I mentioned in the last post that I’d be introducing guest bloggers to discuss their own take on depression. Here is my friend Fiona sharing her own insights, along with some interesting new entries for the Depression Dungeon. You can find Fiona online here.
Empathy is an Agony
I don’t know how to start writing about things so here it goes: it is within the last two years I started seeing a therapist again so I could be prescribed sleeping pills because I hadn’t slept much in a month. My therapist is great. I cannot recommend low-income psych services where the primary point of contact is court arranged. That is a different story.
I wake up and I cannot see myself. This is a fact, sometimes people call this “dysphoria” because my inability to see myself—I see a collection of traumatizing flaws—is atypical. I sometimes think it is the only rational response to being raised to be a man. Doubly annoying, at least for me, is the assumption that my dysphoria is “inspirational” or that I am “brave.” I do not take that to be the case. I simply did what I had to to keep living when my life was so disorganized that my options were Transition and deal with problems I had self consciously structured my life around avoiding or check out.
I didn’t check out.
People like to hear about dysphoria, I assume, because there is a weird belief the suffering is ennobling—that some aspect of my experience makes me have special insight into oppression because I am traumatized by society. [NB: my problem is largely social, my body is read in a way that correlates to being a man; something I failed at. As my trans mother put it: you can look like a girl trying to be a boy, you can look like an effeminate boy—these are things you can do. If you look like a boy trying to be a girl: people will kill you.] Traumatized people are, unsurprisingly, traumatized; there is no special insight gleaned from this experience—I just live in more pain than others.
This rubs me against the grain of “Socially Acceptable Trans Womantm“—because the implicit assumption is that I should be a tragic figure that inspires pity. It is very sad that people don’t see me the way I “see” myself and if I suffer without putting up too much fuss: well then I can have allies. Allies do not like when you break with expectations and they certainly don’t like being told to shut the fuck up. They definitely don’t like when you claim they want a regressive stock character.

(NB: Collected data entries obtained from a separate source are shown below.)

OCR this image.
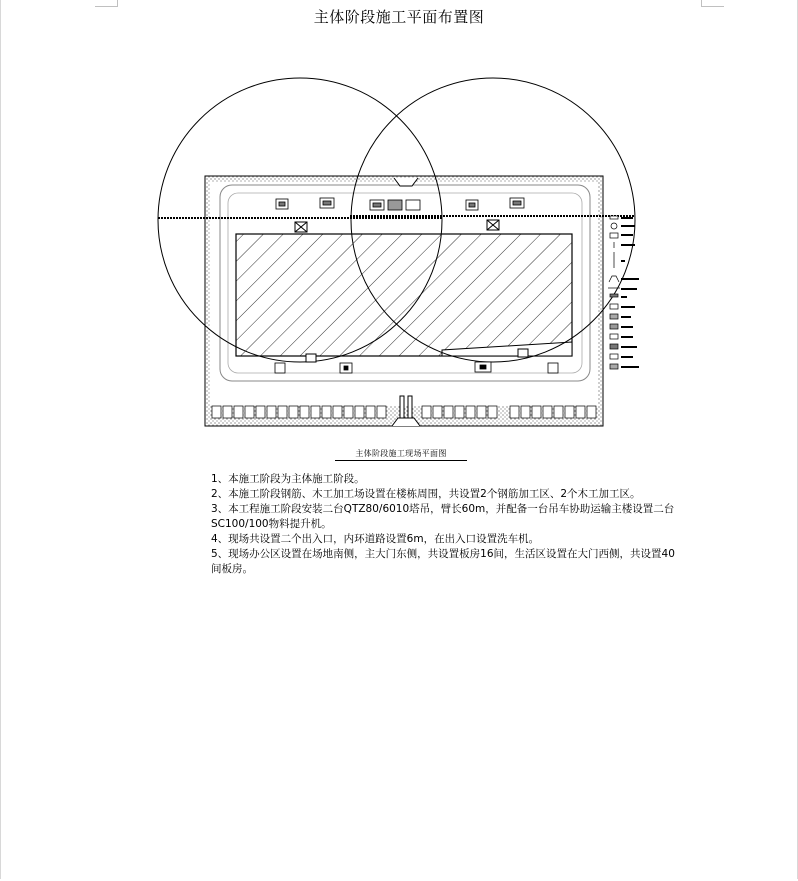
主体阶段施工平面布置图
主体阶段施工现场平面图

1、本施工阶段为主体施工阶段。

2、本施工阶段钢筋、木工加工场设置在楼栋周围，共设置2个钢筋加工区、2个木工加工区。

3、本工程施工阶段安装二台QTZ80/6010塔吊，臂长60m，并配备一台吊车协助运输主楼设置二台SC100/100物料提升机。

4、现场共设置二个出入口，内环道路设置6m，在出入口设置洗车机。

5、现场办公区设置在场地南侧，主大门东侧，共设置板房16间，生活区设置在大门西侧，共设置40间板房。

This means that I am genuinely unwelcome most places: I’m mouthy, standoffish, vain and I can be somewhat callus. Learning to survive means that I learned to endure, I don’t think it gets better under present circumstances and it’s a poisonous lie to feed young people. It only gets better if you make it better, if you try to make it better people will call you ungrateful. Sometimes people take me to be conflict seeking: I’m not.
I suffer from an excess of empathy; I get viscerally upset by certain statements and actions. Being upset all the time makes you mentally ill and being around people (largely) makes me upset; therefore, I tend to isolate. This is generally called agoraphobia, it is exclusively treated with restricted substances (benzodiazepines to be exact) which are difficult to obtain if you are low income; it is most likely you will be labeled “drug seeking” and placed in addiction counseling. Being poor is correlated with drug abuse and addiction less because poor people morally fail and more because poverty is traumatizing. (I don’t think addiction is an improper response, numbing a gaping wound in triage is normal for battlefield medicine; it’s abnormal in psych treatment. People are really weird about psych treatment).
You may have noticed this is cyclical. Yes, being trapped in a suboptimal set of choices often creates cyclical problems.
MIRROR PEOPLE

Mirror People. Art by D.L. Johnson.
Mirror People dwell in the darkened corners of depression dungeon. When they see you they try to mimic you and the result is a horrifying distortion of your insecurities. The more you deny them the worse and more powerful their reflection becomes. Their original form is wrong in certain ways. They become increasingly grotesque growing from 1HD and 1 die of damage each time you deny affinity. They don’t seek to hurt you just to hold you and make you see them—the pain is incidental. They start as a 1HD monster and do 1d4 damage grabbing your wrists with their barbed reflective bodies. When they hold you they scream, ushering other denizens of the dungeon towards you. Ignoring them causes them to lose 1HP a turn until they shatter into pitifully small piles of gossamer dust. Their dust can be used to ruin someone’s self esteem through contact:
- -1 to all saves for minor exposure
- Disadvantage on all saves for major (roughly 3 HD dust piles)
Alchemists disavow any knowledge of how they came to be, some of them snort the dust to forget. Those addicted to it have no sense of self, cannot recognize themselves in a mirror, and are immune to attacks that require they recognize themselves but take willpower saves with disadvantage. You will know them by their glassy eyes, serene smiles and bloodied nostrils.